Remember too that entire data zones are replicated - hence why you can replicate your data and spread your compute over eu-west-1, eu-west-2, eu-west-3.

Exactly that. It's been a while since I worked with the really big-ass routers but I do work with moderate-ass ones. They've got redundant PSUs, fan trays, route processors, switch fabrics and so on. And that's just a single box whereas we always install at least two. The only failures we typically get are with optics (which are also multiply redundant) or problems during software upgrades.

LasagneGoblin · Today 14:35

GasperyJacquesRoberts · Today 13:37

Data centres have changed in the last 20 years. It used to be that servers were treated as pets, where each one was unique and cherished and it was vital that they were all kept running all the time. Those places need various skilled staff to be quickly available to keep it all running.

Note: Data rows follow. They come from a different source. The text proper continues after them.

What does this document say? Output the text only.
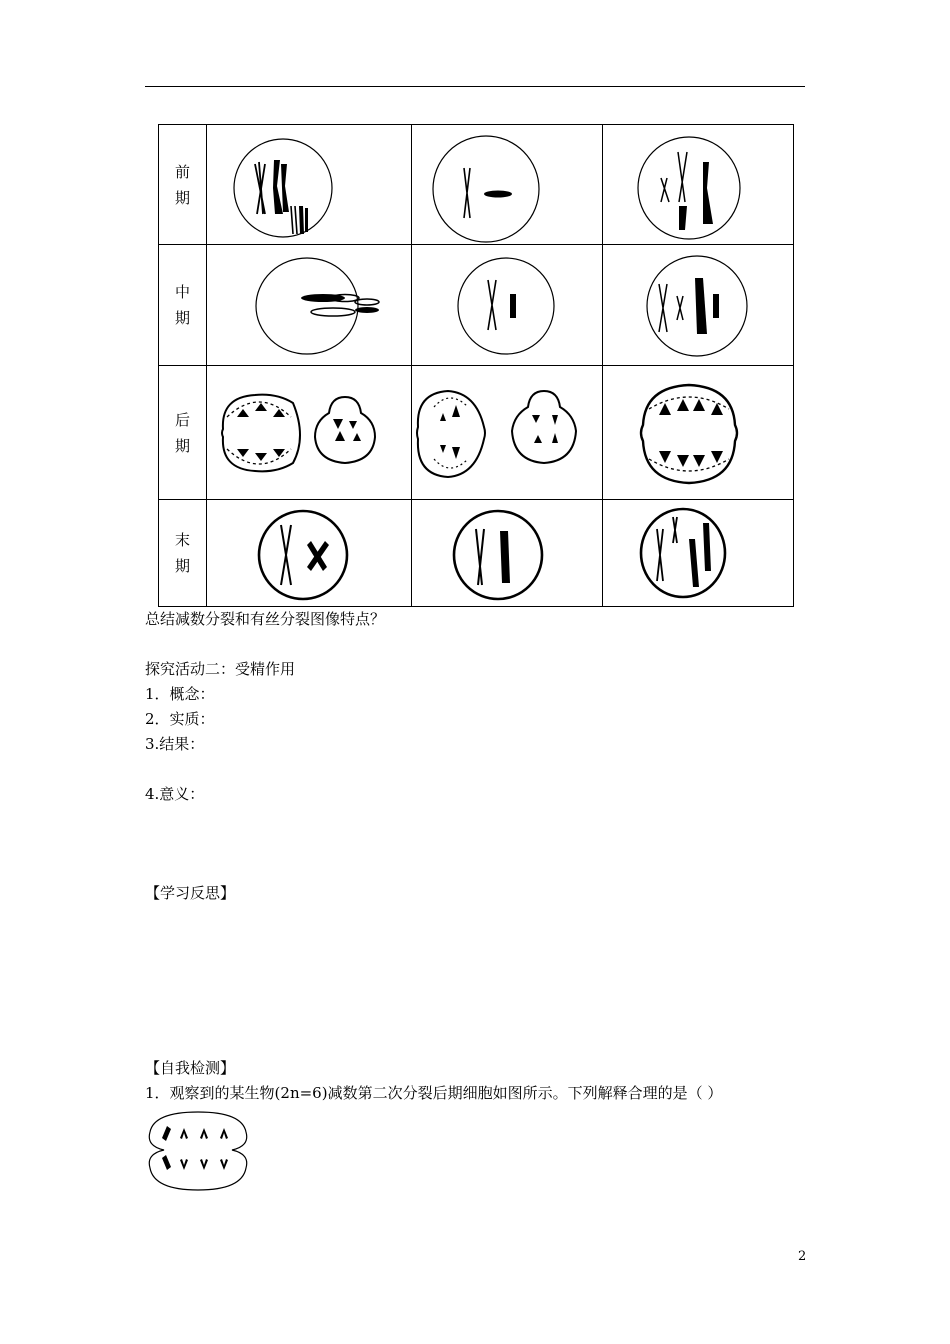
前
期

中
期

后
期

末
期

总结减数分裂和有丝分裂图像特点？
探究活动二：受精作用
1．概念：
2．实质：
3.结果：
4.意义：
【学习反思】
【自我检测】
1．观察到的某生物(2n=6)减数第二次分裂后期细胞如图所示。下列解释合理的是（ ）
2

Servers are livestock now - if you've got 20,000 chickens then it's not an emergency if you lose a few. You just send someone in every now and then to shovel out the carcasses and throw in some new chicks.

Brutal analogy 😱

LasagneGoblin · Today 14:38

GasperyJacquesRoberts · Today 14:34

Exactly that. It's been a while since I worked with the really big-ass routers but I do work with moderate-ass ones. They've got redundant PSUs, fan trays, route processors, switch fabrics and so on. And that's just a single box whereas we always install at least two. The only failures we typically get are with optics (which are also multiply redundant) or problems during software upgrades.

Yes but that's redundancy isn't it and any reduced redundancy would need to be fixed, you don't just leave it sat there. But clearly none of us work in an AI data centre so who knows.

Anyway like I said to OP I agree it's not going to create tonnes of local jobs but the government aren't explicitly saying it is.